Le soleil ne brûle plus, son disque orange affleure l’horizon. Le crépuscule va venir, et la nuit bientôt… L’Aïeul est parti.

Hiên ramasse les lignes veuves d’hameçons, les paniers vides, les boîtes à vers, les bidons qui recommencent sur ses flancs leur musique infernale. Il marche d’un pas morne et le front bas, suivant dans la poussière les traces des petits pieds nus de Maÿ. Une idée fixe l’obsède maintenant et il la formule à mi-voix :

— Il ne faut pas que je raconte cette histoire à l’Aïeul !… Je ne parlerai pas à l’Aïeul !…

*
* *

Il a parlé à l’Aïeul. Il lui a tout dit, accroupi près de la chaise longue et remuant l’éventail japonais, et l’Aïeul a froncé les sourcils et, retirant sa pipe de sa bouche, a fait simplement cette réponse :

— Individu idiot !

XIII

Hiên le Maboul déroula sur les planches du lit de camp sa natte siamoise où se voyaient dans une plaine verte des lions cerise et des pagodes jaunes. Il descendit sa caisse de l’étagère où sa place était marquée parmi d’autres caisses uniformément noires et timbrées de chiffres rouges. Il l’ouvrit et, méthodiquement, avec des précautions de ménagère comptant son linge, en sortit tout son petit bagage.

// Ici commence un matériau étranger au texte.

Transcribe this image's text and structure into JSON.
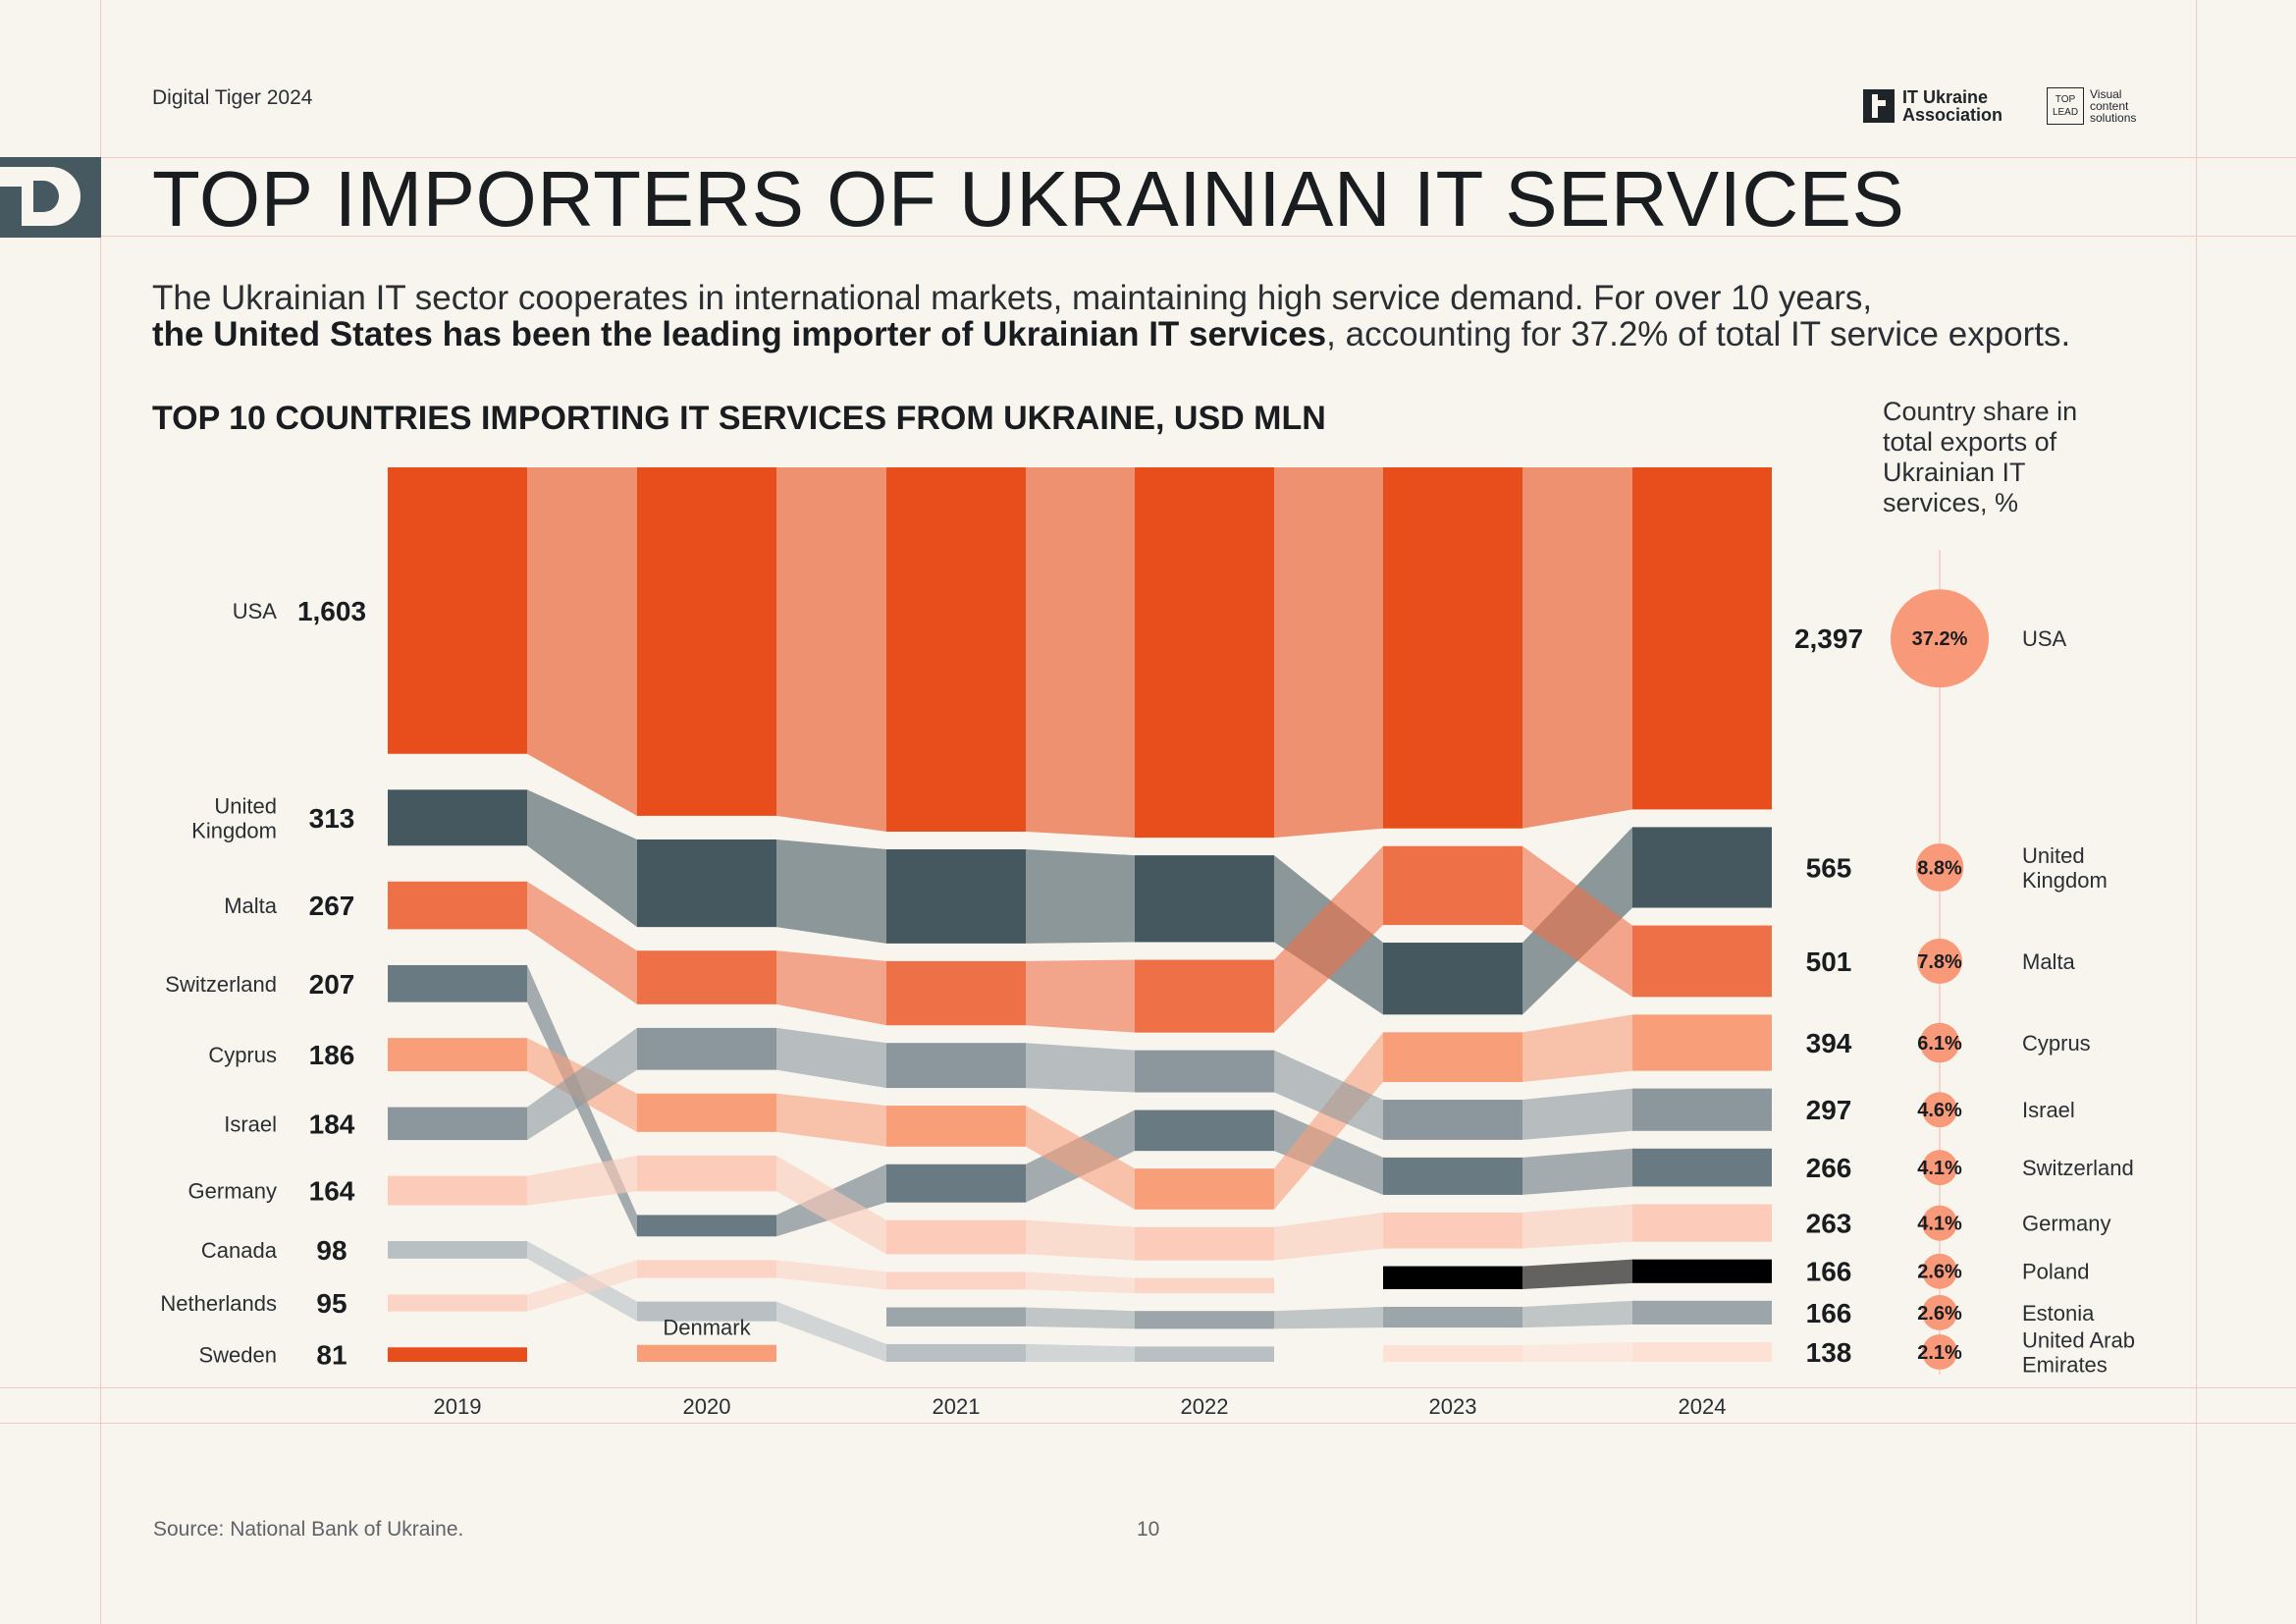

Il plia selon les rites les vestons de toile blanche empesés, les vestons de toile kaki rapiécés et flasques, les paletots de molleton bleu sombre, les pantalons de coutil et de cotonnade ; il bâtit ensuite avec le tout une magnifique colonne carrée, qu’il coiffa d’un salacco. A la base du monument, il sema les jambières, les jugulaires et les ceintures. Il déploya sa trousse de cuir fauve, aligna sur un mouchoir illustré le miroir d’étain, les ciseaux, la brosse à dents, le peigne de bambou, le dé, et démonta l’instrument de bois qui lui servait à la fois d’alène, de bobine et d’étui à aiguilles. Reculant de deux pas, il contempla son ouvrage d’un œil admiratif.